Glasgow-based Wiseman said the cost of the resin used to make plastic milk bottles had climbed 8 per cent in January to record levels, while the price of diesel for their lorry fleet had risen 12 per cent.
"If these costs persist, they are likely
to require an increase in our selling prices to maintain operating margins," the company said yesterday.
A spokesman for Wiseman, which provides around a fifth of Britain's domestic milk supplies, insisted no formal decision on pushing through price rises had been made, but it was "laying down a marker".
He said customers, which include the major supermarket chains, had been "understanding" about cost pressures in the past.
Wiseman, which processes around 1.3 billion litres of milk a year, also warned the price it pays to farmers may also need to be cut, due to falling dairy commodity prices.
The group links its payment to farmers to published full cream prices, which fell 23 per cent in the final quarter of 2007 to an average £1,080 a ton.

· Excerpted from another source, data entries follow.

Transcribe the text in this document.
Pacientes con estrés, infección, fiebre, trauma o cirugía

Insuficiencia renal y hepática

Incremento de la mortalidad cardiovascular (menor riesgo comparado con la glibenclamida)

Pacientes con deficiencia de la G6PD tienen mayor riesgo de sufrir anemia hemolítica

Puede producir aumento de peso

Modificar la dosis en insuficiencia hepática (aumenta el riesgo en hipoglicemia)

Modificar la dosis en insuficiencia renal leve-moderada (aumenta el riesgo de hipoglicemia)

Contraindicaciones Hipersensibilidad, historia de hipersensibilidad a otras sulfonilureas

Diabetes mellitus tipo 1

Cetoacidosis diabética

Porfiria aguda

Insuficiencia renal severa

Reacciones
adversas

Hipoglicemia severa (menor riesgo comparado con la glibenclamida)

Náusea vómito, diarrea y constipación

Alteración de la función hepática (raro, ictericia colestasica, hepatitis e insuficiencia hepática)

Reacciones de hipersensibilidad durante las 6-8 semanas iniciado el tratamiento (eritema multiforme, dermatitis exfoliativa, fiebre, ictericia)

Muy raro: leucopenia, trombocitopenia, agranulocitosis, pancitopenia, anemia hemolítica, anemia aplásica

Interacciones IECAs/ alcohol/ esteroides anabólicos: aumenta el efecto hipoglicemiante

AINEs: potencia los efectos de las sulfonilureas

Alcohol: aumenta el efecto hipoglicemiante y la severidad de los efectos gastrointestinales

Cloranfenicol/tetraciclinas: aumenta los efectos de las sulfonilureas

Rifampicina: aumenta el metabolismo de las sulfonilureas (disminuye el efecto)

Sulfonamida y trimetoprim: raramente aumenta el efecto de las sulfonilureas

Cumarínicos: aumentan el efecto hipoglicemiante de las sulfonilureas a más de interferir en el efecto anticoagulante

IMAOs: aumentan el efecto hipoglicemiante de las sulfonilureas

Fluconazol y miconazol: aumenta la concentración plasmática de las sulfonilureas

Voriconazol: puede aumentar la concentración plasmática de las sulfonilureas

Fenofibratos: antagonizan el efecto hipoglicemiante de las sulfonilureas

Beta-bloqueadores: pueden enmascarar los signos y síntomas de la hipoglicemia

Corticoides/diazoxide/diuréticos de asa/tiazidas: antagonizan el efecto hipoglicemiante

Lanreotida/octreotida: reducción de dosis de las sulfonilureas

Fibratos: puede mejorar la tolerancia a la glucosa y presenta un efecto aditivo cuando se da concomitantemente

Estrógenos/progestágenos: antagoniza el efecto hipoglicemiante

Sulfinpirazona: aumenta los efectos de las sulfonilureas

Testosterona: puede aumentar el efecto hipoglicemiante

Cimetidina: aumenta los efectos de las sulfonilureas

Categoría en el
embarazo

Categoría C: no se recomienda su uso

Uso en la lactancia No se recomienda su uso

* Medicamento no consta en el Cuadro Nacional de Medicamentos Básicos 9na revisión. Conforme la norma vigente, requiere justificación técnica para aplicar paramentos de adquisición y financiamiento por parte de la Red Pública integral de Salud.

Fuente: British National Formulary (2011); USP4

This normally would have prompted an immediate price cut to farmers – currently Wiseman's base farm-gate price is 25.7p per litre – but this has been held in place at least until the end of January "in the hope that this downward trend is short lived" the spokesman said.
Despite the cost pressures, Wiseman said its trading was in line with management's expectations in the ten months to January 26, after a "bumper" Christmas period. "The challenges presented by rising costs and volatile commodity pricing are familiar ones, which we expect to be satisfactorily dealt with in the period ahead" it said.
Its new facility at Bridgwater in Somerset was brought into operation prior to Christmas. The plant is expected to reach full initial capacity of 250 million litres a year by April.
The plant, closer to its south of England clients and producers, will, Wiseman predicts, save it around £2.5 million this year from reduced food miles, depot leasing costs and other operational efficiencies.
Nicola Mallard at house brokers Investec has forecast the company will report an 11 per cent increase in pre-tax profits to £37.5m, on turnover of £716m. The spokesman said the company was "comfortable" with the figures.
Mallard gave the shares a target price of 570p and said there was "limited risk of downside" of shares falling below 500p, noting that Robert Wiseman bought shares for cancellation at 490p last week. Shares in the company closed unchanged at 530p last night.